Number of particular paths of even length Let $W_n=\{ w=a_1a_2\cdots a_{2n}: a_i\in\{1,-1\},\ a_1+\cdots+a_j\geq 0,\ \forall\ 1\leq j\leq 2n\}$. Let $W_n^k=\{w\in W_n:w\ \text{does not cross the line}\ y=k  \}$. Is there any way to find $\# W_n^k$? 
Example: if $n=2$, then $\# W_2=6$ and $\# W_2^1=1$ and $\#W_2^2=4$. 

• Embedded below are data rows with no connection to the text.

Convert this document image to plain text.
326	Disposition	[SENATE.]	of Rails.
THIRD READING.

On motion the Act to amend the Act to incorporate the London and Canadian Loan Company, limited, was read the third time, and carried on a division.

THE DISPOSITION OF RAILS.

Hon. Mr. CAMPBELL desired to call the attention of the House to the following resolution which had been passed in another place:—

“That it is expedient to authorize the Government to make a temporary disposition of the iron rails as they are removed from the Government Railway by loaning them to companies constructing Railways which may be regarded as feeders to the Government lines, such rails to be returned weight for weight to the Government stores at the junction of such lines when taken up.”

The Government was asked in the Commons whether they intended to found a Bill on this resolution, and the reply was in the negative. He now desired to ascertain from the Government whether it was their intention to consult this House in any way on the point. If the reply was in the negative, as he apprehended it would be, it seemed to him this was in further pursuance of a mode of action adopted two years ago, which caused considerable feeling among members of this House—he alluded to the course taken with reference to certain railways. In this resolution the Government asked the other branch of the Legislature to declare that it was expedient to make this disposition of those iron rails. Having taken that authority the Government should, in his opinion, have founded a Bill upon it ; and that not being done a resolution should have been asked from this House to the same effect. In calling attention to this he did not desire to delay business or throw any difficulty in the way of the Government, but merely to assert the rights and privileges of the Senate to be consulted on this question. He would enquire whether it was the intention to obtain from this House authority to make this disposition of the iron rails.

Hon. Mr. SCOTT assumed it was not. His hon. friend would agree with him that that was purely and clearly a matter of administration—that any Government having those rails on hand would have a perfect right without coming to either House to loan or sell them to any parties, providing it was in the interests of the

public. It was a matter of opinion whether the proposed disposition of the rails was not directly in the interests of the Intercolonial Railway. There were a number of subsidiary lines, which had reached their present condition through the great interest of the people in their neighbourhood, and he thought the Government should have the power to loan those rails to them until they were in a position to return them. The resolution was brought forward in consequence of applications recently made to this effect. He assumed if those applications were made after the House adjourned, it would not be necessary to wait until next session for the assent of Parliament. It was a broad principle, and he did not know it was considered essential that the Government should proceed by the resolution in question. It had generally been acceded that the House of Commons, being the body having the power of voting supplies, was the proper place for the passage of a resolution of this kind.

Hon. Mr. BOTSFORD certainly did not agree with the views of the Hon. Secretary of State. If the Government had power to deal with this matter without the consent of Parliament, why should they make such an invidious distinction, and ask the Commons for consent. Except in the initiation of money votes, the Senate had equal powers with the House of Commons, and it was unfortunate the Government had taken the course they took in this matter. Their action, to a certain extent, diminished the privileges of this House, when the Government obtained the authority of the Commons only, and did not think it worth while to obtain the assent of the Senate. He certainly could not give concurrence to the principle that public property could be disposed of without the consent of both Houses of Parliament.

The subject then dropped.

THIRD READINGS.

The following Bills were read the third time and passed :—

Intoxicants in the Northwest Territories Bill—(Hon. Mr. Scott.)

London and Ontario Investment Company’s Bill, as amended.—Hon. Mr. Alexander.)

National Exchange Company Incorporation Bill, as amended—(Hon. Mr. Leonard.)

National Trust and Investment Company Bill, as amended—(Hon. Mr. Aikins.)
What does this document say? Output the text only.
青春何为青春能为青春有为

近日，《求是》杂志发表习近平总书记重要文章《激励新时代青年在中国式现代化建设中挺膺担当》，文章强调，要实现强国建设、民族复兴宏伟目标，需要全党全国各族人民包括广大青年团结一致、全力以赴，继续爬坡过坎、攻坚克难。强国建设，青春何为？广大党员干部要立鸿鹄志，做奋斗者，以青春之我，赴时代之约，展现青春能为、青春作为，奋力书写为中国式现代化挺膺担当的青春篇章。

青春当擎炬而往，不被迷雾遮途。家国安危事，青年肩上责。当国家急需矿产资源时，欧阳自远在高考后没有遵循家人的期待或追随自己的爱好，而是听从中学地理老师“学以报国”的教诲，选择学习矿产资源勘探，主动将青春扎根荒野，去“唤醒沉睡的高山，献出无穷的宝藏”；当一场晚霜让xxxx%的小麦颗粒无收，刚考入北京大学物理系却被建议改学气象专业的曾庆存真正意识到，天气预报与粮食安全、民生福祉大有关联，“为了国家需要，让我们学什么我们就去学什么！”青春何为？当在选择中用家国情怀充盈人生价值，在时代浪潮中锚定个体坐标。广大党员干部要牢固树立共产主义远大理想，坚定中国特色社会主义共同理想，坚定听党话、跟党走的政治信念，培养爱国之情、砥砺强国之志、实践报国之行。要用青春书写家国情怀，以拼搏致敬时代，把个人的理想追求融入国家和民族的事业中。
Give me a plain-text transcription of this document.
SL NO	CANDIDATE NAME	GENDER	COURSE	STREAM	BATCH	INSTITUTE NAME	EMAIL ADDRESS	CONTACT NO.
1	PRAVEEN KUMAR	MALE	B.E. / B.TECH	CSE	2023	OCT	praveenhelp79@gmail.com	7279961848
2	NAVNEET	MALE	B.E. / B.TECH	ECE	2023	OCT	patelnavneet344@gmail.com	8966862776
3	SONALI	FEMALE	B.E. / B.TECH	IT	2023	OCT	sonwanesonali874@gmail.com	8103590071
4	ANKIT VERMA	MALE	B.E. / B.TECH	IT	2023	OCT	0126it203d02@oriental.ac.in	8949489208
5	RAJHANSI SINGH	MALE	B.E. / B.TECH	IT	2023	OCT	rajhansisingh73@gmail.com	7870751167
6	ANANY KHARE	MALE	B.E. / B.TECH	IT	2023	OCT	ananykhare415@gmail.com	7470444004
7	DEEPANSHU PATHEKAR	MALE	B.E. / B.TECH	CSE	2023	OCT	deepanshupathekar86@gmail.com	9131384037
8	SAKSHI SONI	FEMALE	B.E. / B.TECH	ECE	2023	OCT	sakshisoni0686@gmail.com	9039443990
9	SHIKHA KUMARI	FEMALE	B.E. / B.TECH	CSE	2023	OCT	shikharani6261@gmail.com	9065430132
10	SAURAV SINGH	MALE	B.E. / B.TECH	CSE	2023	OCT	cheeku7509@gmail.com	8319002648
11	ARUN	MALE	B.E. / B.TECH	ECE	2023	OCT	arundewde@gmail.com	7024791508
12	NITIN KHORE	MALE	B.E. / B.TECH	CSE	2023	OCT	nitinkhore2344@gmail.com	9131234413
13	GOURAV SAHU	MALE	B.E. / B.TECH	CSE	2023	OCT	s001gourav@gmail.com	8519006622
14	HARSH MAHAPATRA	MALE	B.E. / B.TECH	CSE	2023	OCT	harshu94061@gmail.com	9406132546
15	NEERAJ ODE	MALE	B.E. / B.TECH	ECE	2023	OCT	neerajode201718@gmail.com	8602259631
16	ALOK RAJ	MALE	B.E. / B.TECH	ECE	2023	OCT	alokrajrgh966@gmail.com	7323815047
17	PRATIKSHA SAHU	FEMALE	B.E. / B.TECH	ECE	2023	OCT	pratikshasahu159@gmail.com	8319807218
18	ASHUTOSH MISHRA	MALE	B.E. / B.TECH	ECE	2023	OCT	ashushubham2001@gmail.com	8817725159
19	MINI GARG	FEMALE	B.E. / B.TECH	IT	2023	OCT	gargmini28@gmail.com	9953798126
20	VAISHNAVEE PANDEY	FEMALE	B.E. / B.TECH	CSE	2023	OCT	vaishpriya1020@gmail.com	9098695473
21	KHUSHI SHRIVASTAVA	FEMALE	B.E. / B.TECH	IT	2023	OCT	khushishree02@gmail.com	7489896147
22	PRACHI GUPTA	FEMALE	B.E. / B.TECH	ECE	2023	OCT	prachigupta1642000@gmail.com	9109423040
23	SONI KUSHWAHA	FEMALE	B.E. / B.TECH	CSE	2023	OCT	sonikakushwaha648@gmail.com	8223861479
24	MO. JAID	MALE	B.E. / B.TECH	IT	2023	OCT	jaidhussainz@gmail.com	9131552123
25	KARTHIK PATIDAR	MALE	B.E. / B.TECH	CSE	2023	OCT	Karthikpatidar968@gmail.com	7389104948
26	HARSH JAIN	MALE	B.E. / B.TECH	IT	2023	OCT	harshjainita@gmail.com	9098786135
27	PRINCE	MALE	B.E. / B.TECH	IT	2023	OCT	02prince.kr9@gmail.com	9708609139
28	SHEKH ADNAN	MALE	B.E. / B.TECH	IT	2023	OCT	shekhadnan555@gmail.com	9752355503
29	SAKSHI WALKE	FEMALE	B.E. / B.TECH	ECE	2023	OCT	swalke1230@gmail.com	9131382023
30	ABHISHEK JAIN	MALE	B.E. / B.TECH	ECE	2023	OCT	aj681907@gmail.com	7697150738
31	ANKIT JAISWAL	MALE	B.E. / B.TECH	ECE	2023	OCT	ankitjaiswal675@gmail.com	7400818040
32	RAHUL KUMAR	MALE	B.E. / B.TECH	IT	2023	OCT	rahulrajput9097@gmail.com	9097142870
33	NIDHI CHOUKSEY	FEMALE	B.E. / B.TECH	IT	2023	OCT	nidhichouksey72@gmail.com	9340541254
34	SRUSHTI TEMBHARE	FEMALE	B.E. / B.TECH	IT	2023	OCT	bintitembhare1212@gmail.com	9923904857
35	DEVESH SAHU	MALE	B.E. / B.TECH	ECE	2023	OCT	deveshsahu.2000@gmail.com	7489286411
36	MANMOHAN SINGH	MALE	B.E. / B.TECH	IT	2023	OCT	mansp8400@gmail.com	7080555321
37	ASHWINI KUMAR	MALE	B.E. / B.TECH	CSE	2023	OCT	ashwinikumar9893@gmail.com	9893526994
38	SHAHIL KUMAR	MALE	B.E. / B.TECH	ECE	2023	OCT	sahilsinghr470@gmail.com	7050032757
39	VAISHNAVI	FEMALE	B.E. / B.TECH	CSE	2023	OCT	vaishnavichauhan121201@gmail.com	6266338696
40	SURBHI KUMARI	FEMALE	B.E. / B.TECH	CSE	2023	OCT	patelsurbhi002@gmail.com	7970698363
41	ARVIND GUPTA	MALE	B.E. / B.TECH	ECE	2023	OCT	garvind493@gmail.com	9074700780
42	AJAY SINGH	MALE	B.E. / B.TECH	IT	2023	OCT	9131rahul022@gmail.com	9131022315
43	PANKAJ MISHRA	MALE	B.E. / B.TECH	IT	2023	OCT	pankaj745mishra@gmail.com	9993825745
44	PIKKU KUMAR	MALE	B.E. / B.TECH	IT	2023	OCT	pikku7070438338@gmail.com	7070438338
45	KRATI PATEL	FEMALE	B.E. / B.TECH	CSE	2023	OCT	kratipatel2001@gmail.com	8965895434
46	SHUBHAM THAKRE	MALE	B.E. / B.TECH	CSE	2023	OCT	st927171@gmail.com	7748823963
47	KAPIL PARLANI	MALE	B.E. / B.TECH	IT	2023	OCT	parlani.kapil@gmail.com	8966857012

 A: Fix $k$ and let $a_{n,i}$ be the number of paths of length $n$ with step sizes $\pm 1$ that never leave the strip $\{0, 1, \ldots, k\}$ and end in state $i$, $0 \leq i \leq k$.  If $0 < i < k$, so $i$ is not on the boundary, there are two ways that we could have arrived at the state $i$: either from $i+1$ or $i-1$.  So $a_{n,i} = a_{n-1, i-1} + a_{n-1, i+1}$.  Furthermore, $a_{n, 0} = a_{n-1, 1}$ and $a_{n, k} = a_{n-1, k-1}$ since if we are on the bottom / top we must have come from just above / below.  Thus we have a linear recurrence.  If we write the recurrence as a matrix equation, we get (e.g., for k = 3) 
$$ \left( \begin{array}{cc}
a_{n, 0} \\
a_{n, 1} \\
a_{n, 2} \\
a_{n, 3} 
\end{array} \right) =
\quad
\left( \begin{array}{cccc}
0 & 1 & 0 & 0 \\
1 & 0 & 1 & 0 \\
0 & 1 & 0 & 1 \\
0 & 0 & 1 & 0 \\
\end{array} \right)\left( \begin{array}{cc}
a_{n-1, 0} \\
a_{n-1, 1} \\
a_{n-1, 2} \\
a_{n-1, 3} 
\end{array} \right)
$$
So inductively, 
$$ \left( \begin{array}{cc}
a_{n, 0} \\
a_{n, 1} \\
a_{n, 2} \\
a_{n, 3} 
\end{array} \right) =
\quad
\left( \begin{array}{cccc}
0 & 1 & 0 & 0 \\
1 & 0 & 1 & 0 \\
0 & 1 & 0 & 1 \\
0 & 0 & 1 & 0 \\
\end{array} \right)^n\left( \begin{array}{cc}
1\\
0 \\
0 \\
0 
\end{array} \right)
$$
since the path starts in state $0$.
Then you may quickly compute $a_{n,i}$, and $$\#W_n^k = \sum_{i=0}^k a_{2n, k}.$$  For $k = 3$ this gives OEIS sequence A001519. If you want an explicit formula, you could diagonalize the matrix; OEIS gives the formula $$(\phi^{2n-1} + \phi^{1-2n})/\sqrt{5},$$ $\phi=(1+\sqrt{5})/2$ the golden ratio.  I don't know whether there is a formula for general $k$.